Шрифт:
Интервал:
Закладка:
Выступления гостей из других университетов обычно начинаются где-то около трех часов дня. Тут мало что можно изменить. Утром идут регулярные занятия, потом наступает время ланча (тем более основательного, что прием гостя представляет собой роскошную халяву) и лишь где-то к двум-трем удается собрать слушателей. В общем, раньше не получается, а позже тоже неудобно — желательно уложиться до пяти, и доклады приходятся в точности на то время, когда человека безудержно клонит в сон.
Проблема усугубляется комфортностью специальных холлов, где устраиваются выступления, и монотонностью чтения по готовому тексту, не говоря уже о необоримой снотворности докладов с демонстрацией в полутьме слайдов или фрагментов из фильмов. Так или иначе, большинство этих мероприятий проходит у меня в борьбе со сном, даже если тема и докладчик мне интересны, а я сам, в роли координатора, представляю докладчика, а затем веду обсуждение.
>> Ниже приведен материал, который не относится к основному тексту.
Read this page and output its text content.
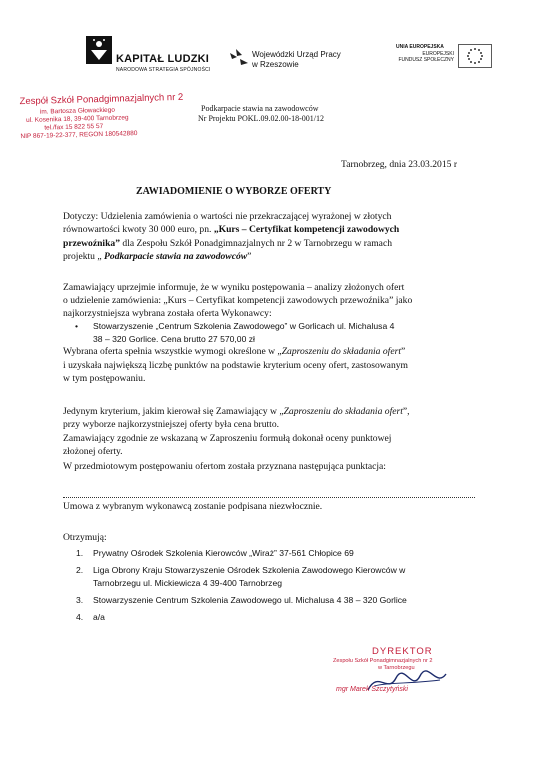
KAPITAŁ LUDZKI
NARODOWA STRATEGIA SPÓJNOŚCI
Wojewódzki Urząd Pracy
w Rzeszowie
UNIA EUROPEJSKA
EUROPEJSKI
FUNDUSZ SPOŁECZNY
Zespół Szkół Ponadgimnazjalnych nr 2
im. Bartosza Głowackiego
ul. Kosenika 18, 39-400 Tarnobrzeg
tel./fax 15 822 55 57
NIP 867-19-22-377, REGON 180542880
Podkarpacie stawia na zawodowców
Nr Projektu POKL.09.02.00-18-001/12
Tarnobrzeg, dnia 23.03.2015 r
ZAWIADOMIENIE O WYBORZE OFERTY
Dotyczy: Udzielenia zamówienia o wartości nie przekraczającej wyrażonej w złotych
równowartości kwoty 30 000 euro, pn. „Kurs – Certyfikat kompetencji zawodowych
przewoźnika” dla Zespołu Szkół Ponadgimnazjalnych nr 2 w Tarnobrzegu w ramach
projektu „ Podkarpacie stawia na zawodowców”
Zamawiający uprzejmie informuje, że w wyniku postępowania – analizy złożonych ofert
o udzielenie zamówienia: „Kurs – Certyfikat kompetencji zawodowych przewoźnika” jako
najkorzystniejsza wybrana została oferta Wykonawcy:
• Stowarzyszenie „Centrum Szkolenia Zawodowego” w Gorlicach ul. Michalusa 4
38 – 320 Gorlice. Cena brutto 27 570,00 zł
Wybrana oferta spełnia wszystkie wymogi określone w „Zaproszeniu do składania ofert”
i uzyskała największą liczbę punktów na podstawie kryterium oceny ofert, zastosowanym
w tym postępowaniu.
Jedynym kryterium, jakim kierował się Zamawiający w „Zaproszeniu do składania ofert”,
przy wyborze najkorzystniejszej oferty była cena brutto.
Zamawiający zgodnie ze wskazaną w Zaproszeniu formułą dokonał oceny punktowej
złożonej oferty.
W przedmiotowym postępowaniu ofertom została przyznana następująca punktacja:
Umowa z wybranym wykonawcą zostanie podpisana niezwłocznie.
Otrzymują:
1. Prywatny Ośrodek Szkolenia Kierowców „Wiraż” 37-561 Chłopice 69
2. Liga Obrony Kraju Stowarzyszenie Ośrodek Szkolenia Zawodowego Kierowców w
Tarnobrzegu ul. Mickiewicza 4 39-400 Tarnobrzeg
3. Stowarzyszenie Centrum Szkolenia Zawodowego ul. Michalusa 4 38 – 320 Gorlice
4. a/a
DYREKTOR
Zespołu Szkół Ponadgimnazjalnych nr 2
w Tarnobrzegu
mgr Marek Szczytyński
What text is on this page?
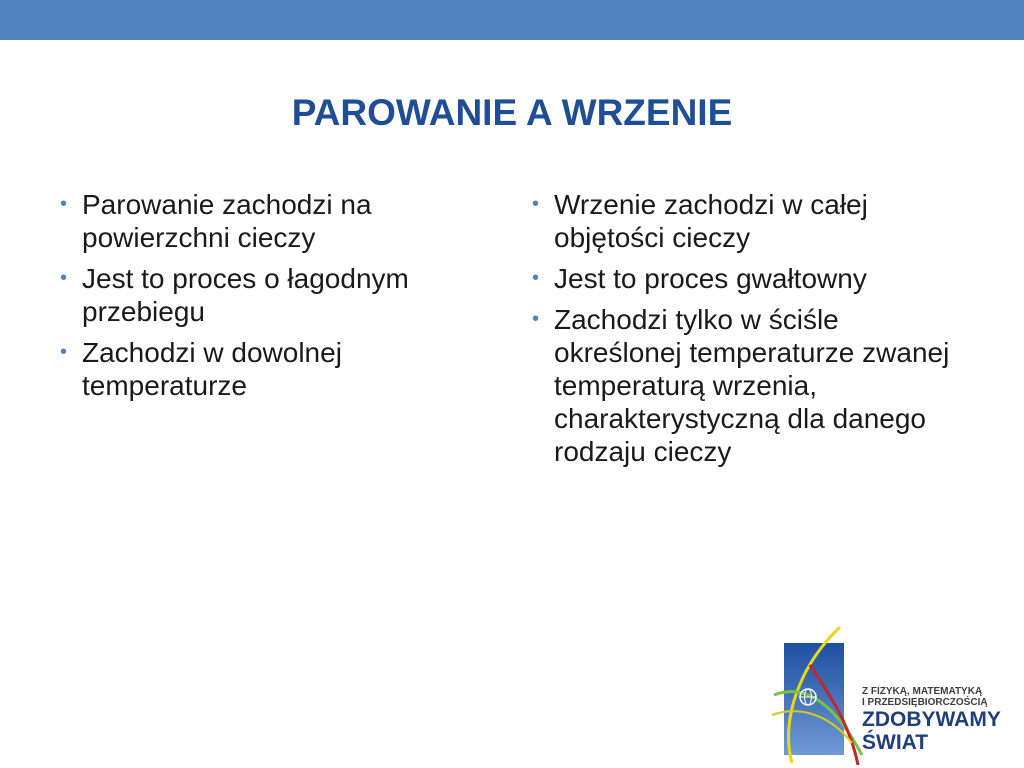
PAROWANIE A WRZENIE
• Parowanie zachodzi na powierzchni cieczy
• Jest to proces o łagodnym przebiegu
• Zachodzi w dowolnej temperaturze
• Wrzenie zachodzi w całej objętości cieczy
• Jest to proces gwałtowny
• Zachodzi tylko w ściśle określonej temperaturze zwanej temperaturą wrzenia, charakterystyczną dla danego rodzaju cieczy
Z FIZYKĄ, MATEMATYKĄ
I PRZEDSIĘBIORCZOŚCIĄ
ZDOBYWAMY
ŚWIAT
Естественно было бы списать все это на возраст, когда спать хочется все больше, а слушать других все меньше. Но вспоминается первый, так сказать, формообразующий случай этого рода, имевший место два десятка лет назад, в самом начале моей американской карьеры. Активный, 44-летний, я тогда только что получил в Корнелле должность «полного» профессора, а заодно и заведующего кафедрой русской литературы. Я много ездил на конференции и со специальными лекциями, по Штатам и по Европе, и в момент, о котором пойдет речь, как раз вернулся с симпозиума по «Мифу в литературе» в Нью-Йоркском университете. Там я встретил давних знакомых (Борю Гаспарова, Иру Паперно, Толю Либермана, Кристину Поморску), увидел коллег, которых знал только по работам (Генриха Барана и Омри Ронена), и сблизился с совершенно новыми для меня людьми (например, Полем Дебрецени).
Боря Гаспаров и Ира Паперно были тогда совсем свежими эмигрантами и жили в Нью-Йорке. У Бори не было постоянной должности, но имелась солидная научная репутация; Ира же была его молодой женой-аспиранткой, не защитившей диссертации по обстоятельствам отъезда. Ее доклад о Чернышевском (зародыш ныне хорошо известной книги), мне очень понравился, и я убедил коллег, и прежде всего, предыдущего завкафедрой Джорджа Гибиана, пригласить их обоих выступить у нас в Корнелле, благо Итака от Нью-Йорка всего в одном недорогом часе полета.
Борин доклад проходил в просторной, довольно унылой классной комнате, с большими окнами и жесткими стульями. Он собрал много народу, был выслушан со вниманием и имел вполне предсказуемый успех. Ира выступала на другой день, и для этого была предоставлена уютная гостиная (lounge) на том же этаже, что и русская кафедра, с изящной мебелью, картинами на стенах и тяжелыми портьерами, располагавшая к интимному интеллектуальному общению.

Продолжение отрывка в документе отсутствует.